The challenges associated with multi-omics analysis, e.g. DNA-seq, RNA-seq, metabolomics, methylomics and microbiomics domains, include: (1) increased high-dimensionality, as all -omics domains include ten thousands to hundreds of thousands of variables each; (2) increased complexity in analyzing domain-domain interactions, quadratic for pairwise correlation, and exponential for higher-order interactions; (3) variable heterogeneity, with highly skewed distributions in different units and scales for methylation and microbiome. Here, we developed an efficient strategy for joint-domain analysis, applying it to an analysis of correlations between colon epithelium methylomics and fecal microbiomics data with colorectal cancer risk as estimated by colorectal polyp prevalence. First, we applied domain-specific standard pipelines for quality assessment, cleaning, batch-effect removal, et cetera. Second, we performed variable homogenization for both the methylation and microbiome data sets, using domain-specific normalization and dimension reduction, obtaining scale-free variables that could be compared across the two domains. Finally, we implemented a joint-domain network analysis to identify relevant microbial-methylation island patterns. The network analysis considered all possible species-island pairs, thus being quadratic in its complexity.
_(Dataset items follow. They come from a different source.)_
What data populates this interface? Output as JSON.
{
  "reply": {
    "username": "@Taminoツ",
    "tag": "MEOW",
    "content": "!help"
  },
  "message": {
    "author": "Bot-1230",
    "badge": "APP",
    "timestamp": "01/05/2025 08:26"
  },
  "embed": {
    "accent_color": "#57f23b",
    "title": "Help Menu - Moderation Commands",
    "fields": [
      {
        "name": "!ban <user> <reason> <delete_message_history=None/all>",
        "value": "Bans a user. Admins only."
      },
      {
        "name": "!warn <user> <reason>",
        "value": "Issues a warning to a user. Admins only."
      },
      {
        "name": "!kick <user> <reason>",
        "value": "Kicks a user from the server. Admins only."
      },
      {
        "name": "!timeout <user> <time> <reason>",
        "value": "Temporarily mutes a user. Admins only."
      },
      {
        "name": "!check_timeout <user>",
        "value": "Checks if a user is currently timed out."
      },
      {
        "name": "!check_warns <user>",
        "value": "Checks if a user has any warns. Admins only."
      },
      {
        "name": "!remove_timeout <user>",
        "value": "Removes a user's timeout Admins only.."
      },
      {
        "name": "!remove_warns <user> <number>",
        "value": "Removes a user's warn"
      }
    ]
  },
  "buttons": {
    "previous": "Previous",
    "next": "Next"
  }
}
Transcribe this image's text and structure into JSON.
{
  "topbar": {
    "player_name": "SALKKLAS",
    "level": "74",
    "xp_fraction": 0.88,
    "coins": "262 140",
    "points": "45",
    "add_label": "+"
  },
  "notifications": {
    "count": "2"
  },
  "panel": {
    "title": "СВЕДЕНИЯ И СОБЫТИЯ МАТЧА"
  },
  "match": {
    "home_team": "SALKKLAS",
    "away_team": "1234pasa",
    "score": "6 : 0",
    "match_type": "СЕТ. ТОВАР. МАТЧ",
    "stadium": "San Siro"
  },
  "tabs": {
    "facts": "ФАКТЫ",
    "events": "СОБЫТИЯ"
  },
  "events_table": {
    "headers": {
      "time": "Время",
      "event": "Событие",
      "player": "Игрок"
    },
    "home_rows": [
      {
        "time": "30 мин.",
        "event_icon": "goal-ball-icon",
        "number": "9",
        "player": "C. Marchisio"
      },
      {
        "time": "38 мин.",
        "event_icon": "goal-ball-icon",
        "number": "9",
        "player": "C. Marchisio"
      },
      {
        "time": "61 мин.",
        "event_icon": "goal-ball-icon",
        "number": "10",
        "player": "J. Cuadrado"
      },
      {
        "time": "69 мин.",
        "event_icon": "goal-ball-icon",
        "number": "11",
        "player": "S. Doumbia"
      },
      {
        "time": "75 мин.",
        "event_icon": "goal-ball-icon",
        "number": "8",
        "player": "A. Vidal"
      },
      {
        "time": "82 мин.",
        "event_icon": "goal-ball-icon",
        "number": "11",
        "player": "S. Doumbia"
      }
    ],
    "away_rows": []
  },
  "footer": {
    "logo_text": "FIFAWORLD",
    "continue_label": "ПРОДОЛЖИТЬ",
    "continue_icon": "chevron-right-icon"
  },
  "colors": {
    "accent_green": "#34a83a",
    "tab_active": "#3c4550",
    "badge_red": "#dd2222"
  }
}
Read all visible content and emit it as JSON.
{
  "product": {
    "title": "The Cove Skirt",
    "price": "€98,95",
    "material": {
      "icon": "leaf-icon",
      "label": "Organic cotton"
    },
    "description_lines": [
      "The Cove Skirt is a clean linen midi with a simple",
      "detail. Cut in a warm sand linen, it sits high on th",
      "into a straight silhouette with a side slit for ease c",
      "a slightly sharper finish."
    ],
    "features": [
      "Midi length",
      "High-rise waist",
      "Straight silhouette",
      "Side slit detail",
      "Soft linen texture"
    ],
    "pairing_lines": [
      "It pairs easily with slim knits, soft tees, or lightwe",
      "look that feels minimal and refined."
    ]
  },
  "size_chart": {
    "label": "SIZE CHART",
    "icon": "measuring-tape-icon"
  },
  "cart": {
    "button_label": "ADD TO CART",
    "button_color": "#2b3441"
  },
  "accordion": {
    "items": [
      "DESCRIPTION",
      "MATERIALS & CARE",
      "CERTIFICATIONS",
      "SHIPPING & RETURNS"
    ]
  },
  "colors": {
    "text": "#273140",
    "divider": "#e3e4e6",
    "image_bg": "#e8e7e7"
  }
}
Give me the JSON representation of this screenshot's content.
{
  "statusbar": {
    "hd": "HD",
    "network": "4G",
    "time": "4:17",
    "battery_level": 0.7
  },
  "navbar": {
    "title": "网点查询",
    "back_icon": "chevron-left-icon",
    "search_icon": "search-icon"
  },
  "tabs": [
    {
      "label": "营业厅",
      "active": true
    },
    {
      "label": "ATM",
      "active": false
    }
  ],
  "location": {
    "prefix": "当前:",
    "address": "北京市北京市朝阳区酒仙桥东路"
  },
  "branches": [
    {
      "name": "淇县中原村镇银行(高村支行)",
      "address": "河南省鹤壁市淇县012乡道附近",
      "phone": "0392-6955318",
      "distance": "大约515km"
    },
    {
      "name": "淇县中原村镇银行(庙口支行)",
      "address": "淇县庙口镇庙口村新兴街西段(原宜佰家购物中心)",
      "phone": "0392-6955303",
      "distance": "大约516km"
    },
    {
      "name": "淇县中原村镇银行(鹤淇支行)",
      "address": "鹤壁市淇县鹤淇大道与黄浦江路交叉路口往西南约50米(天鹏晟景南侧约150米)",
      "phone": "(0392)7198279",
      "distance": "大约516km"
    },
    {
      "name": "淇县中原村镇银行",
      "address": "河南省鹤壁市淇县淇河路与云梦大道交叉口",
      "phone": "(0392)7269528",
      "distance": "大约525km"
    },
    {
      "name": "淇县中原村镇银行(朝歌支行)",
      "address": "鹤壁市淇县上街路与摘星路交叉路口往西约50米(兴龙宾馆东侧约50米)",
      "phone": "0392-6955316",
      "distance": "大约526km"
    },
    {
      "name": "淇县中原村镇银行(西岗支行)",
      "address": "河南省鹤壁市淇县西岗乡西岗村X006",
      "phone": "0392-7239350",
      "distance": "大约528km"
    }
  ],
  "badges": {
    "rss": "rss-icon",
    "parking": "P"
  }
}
However, we were able to pre-select the unpaired variables by performing a preliminary association analysis on the outcome polyp prevalence. All results from association and interaction analyses were adjusted for multiple comparisons. Although the limited sample size did not provide good power (80% to detect medium to large effect sizes with 5% alpha error), a number of potentially significant association (dozens in the uncorrected analysis, reducing to just a few in the corrected one) were identified As a last step, we linked the network patterns identified by our approach to the KEGG functional ontology, showing that the method can generate new mechanistic hypotheses for the biological causes of polyp development.